Ses pages revendiquaient la passion littéraire, louaient la décision conflictuelle de tout abandonner pour la poursuivre et révélaient, par-dessus toutes les vertus, la discipline : la discipline sans faille, celle qui sacrifie tout au métier, celle qui n’est qu’un des masques de la vocation. Je peux dire, pour abandonner la protection confortable des pluriels, que les plus grandes fictions de Vargas Llosa ont été aussi déterminantes pour l’exercice de ma vocation débridée que les phrases éparses que j’ai pu trouver au fil des ans, et dans lesquelles ce qui est en jeu, plus qu’une manière de construire des romans, c’est une manière d’être romancier. Celle de l’obsession.

Cette partie de l’héritage de Vargas Llosa a pris différentes formes.

On la retrouve par exemple dans La literatura es fuego, ce célèbre discours de 1967. La littérature, dit Vargas Llosa, « est une passion et la passion ne peut être partagée ». On la retrouve également dans El buitre y el Ave Fénix, le livre d’entretiens que Ricardo Cano Gaviria a publié en 1972 : « l’écrivain authentique met absolument tout au service de sa vocation », y déclare Vargas Llosa. 

Il ajoute : « Pour l’écrivain authentique, écrire est son seul moyen de vivre ; quelque chose dont il ne peut se passer, de la même manière qu’un alcoolique ne peut se passer d’alcool ou qu’un toxicomane ne peut se passer de drogues ». On retrouve cette même idée dans son livre sur García Márquez, Histoire d’un déicide : « Écrire des romans est un acte de rébellion contre la réalité, contre Dieu, contre la création de Dieu qui est la réalité. C’est une tentative de correction, de changement ou d’abolition de la réalité réelle, de son remplacement par la réalité fictive que le romancier crée ». Dans des pages éparses de Histoire secrète d’un roman, de L’orgie perpétuelle ou de La Vérité par le mensonge, Vargas Llosa a progressivement construit un livre d’un genre nouveau : un étrange mentor portatif.
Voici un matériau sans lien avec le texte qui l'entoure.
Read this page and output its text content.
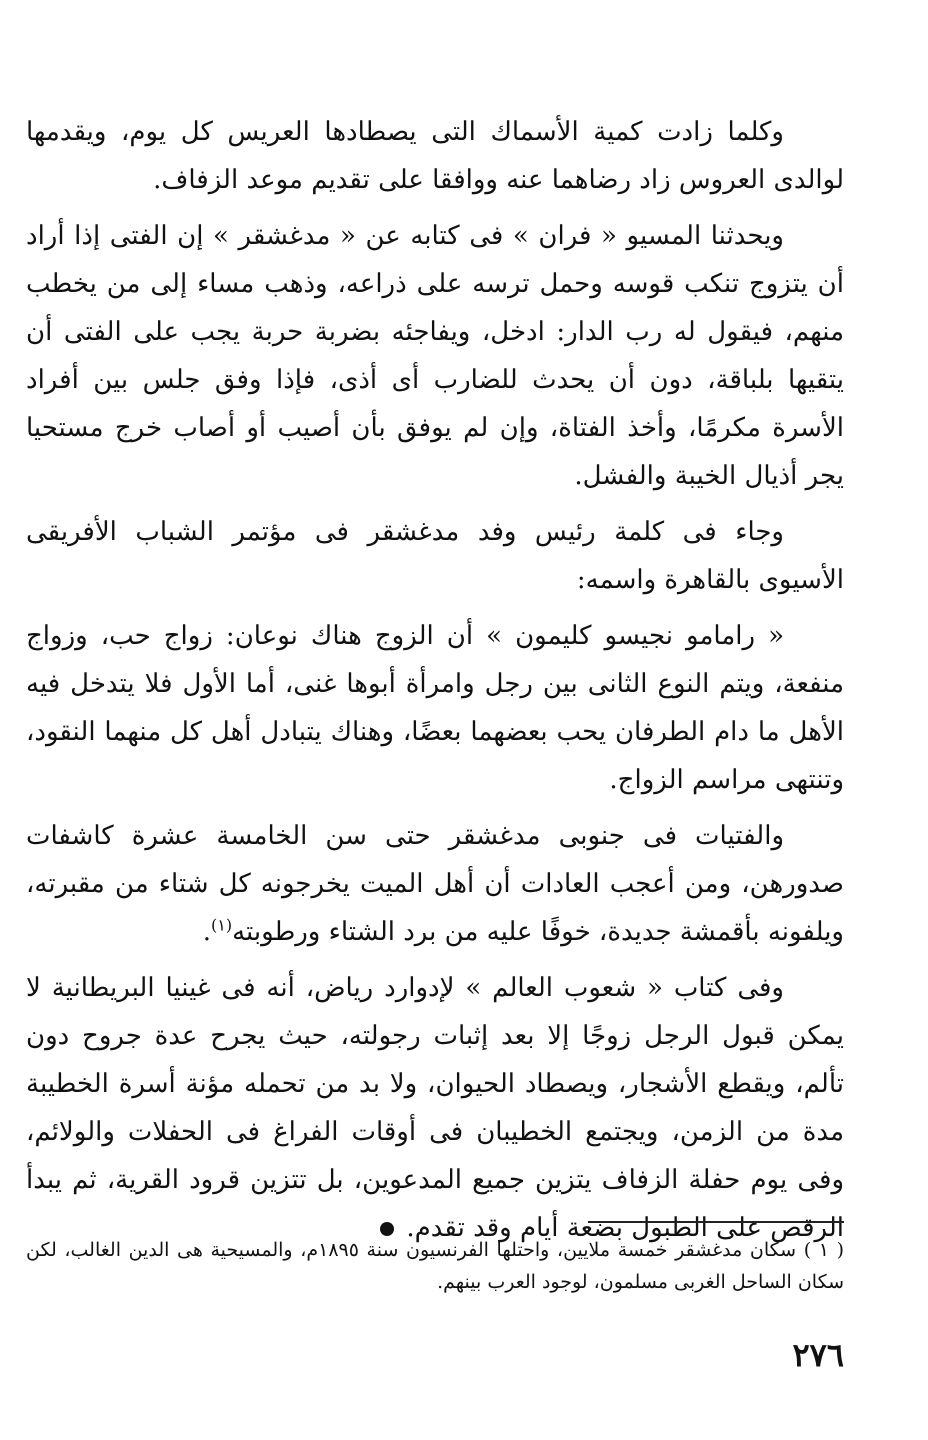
وكلما زادت كمية الأسماك التى يصطادها العريس كل يوم، ويقدمها لوالدى العروس زاد رضاهما عنه ووافقا على تقديم موعد الزفاف.

ويحدثنا المسيو « فران » فى كتابه عن « مدغشقر » إن الفتى إذا أراد أن يتزوج تنكب قوسه وحمل ترسه على ذراعه، وذهب مساء إلى من يخطب منهم، فيقول له رب الدار: ادخل، ويفاجئه بضربة حربة يجب على الفتى أن يتقيها بلباقة، دون أن يحدث للضارب أى أذى، فإذا وفق جلس بين أفراد الأسرة مكرمًا، وأخذ الفتاة، وإن لم يوفق بأن أصيب أو أصاب خرج مستحيا يجر أذيال الخيبة والفشل.

وجاء فى كلمة رئيس وفد مدغشقر فى مؤتمر الشباب الأفريقى الأسيوى بالقاهرة واسمه:

« رامامو نجيسو كليمون » أن الزوج هناك نوعان: زواج حب، وزواج منفعة، ويتم النوع الثانى بين رجل وامرأة أبوها غنى، أما الأول فلا يتدخل فيه الأهل ما دام الطرفان يحب بعضهما بعضًا، وهناك يتبادل أهل كل منهما النقود، وتنتهى مراسم الزواج.

والفتيات فى جنوبى مدغشقر حتى سن الخامسة عشرة كاشفات صدورهن، ومن أعجب العادات أن أهل الميت يخرجونه كل شتاء من مقبرته، ويلفونه بأقمشة جديدة، خوفًا عليه من برد الشتاء ورطوبته$^{(١)}$.

وفى كتاب « شعوب العالم » لإدوارد رياض، أنه فى غينيا البريطانية لا يمكن قبول الرجل زوجًا إلا بعد إثبات رجولته، حيث يجرح عدة جروح دون تألم، ويقطع الأشجار، ويصطاد الحيوان، ولا بد من تحمله مؤنة أسرة الخطيبة مدة من الزمن، ويجتمع الخطيبان فى أوقات الفراغ فى الحفلات والولائم، وفى يوم حفلة الزفاف يتزين جميع المدعوين، بل تتزين قرود القرية، ثم يبدأ الرقص على الطبول بضعة أيام وقد تقدم.

( ١ ) سكان مدغشقر خمسة ملايين، واحتلها الفرنسيون سنة ١٨٩٥م، والمسيحية هى الدين الغالب، لكن سكان الساحل الغربى مسلمون، لوجود العرب بينهم.
٢٧٦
Aujourd’hui, nous nous tournons vers lui ou vers son souvenir — et je sais, pour ma part, que je continuerai à le faire — dans les moments de désenchantement ou de frustration.

Car tout romancier sait qu’au cours d’une vie créative, ces moments-là ne manquent pas.

C’est l’autre héritage de Mario Vargas Llosa. 

Au fil du temps et des livres, sa façon d’assumer le fait littéraire a laissé chez beaucoup de ses lecteurs une trace aussi profonde que les merveilles de ses fictions. 

Je peux dire que cet ensemble d’opinions, de déclarations ou d’essais dans lesquels la vocation littéraire est décrite comme une passion dévorante et exclusive, une guerre dans laquelle on ne fait pas de prisonniers, a façonné mes perceptions et la manière de concevoir mon travail pendant plusieurs années décisives — et continue de le faire. 

Or je ne pense pas me tromper en disant que je ne suis pas seul. Mais cela n’a pas d’importance non plus. Car c’est justement dans la solitude que l’héritage de Vargas Llosa prend toute son importance : dans la solitude du bureau, cet endroit où nous, les romanciers, sommes les esclaves les plus libres du monde et où toute la vie se joue dans les hasards d’un métier incertain. C’est là que se concrétise cette vision de l’activité littéraire qui la transforme en vice, en religion sans dieux, en destin choisi.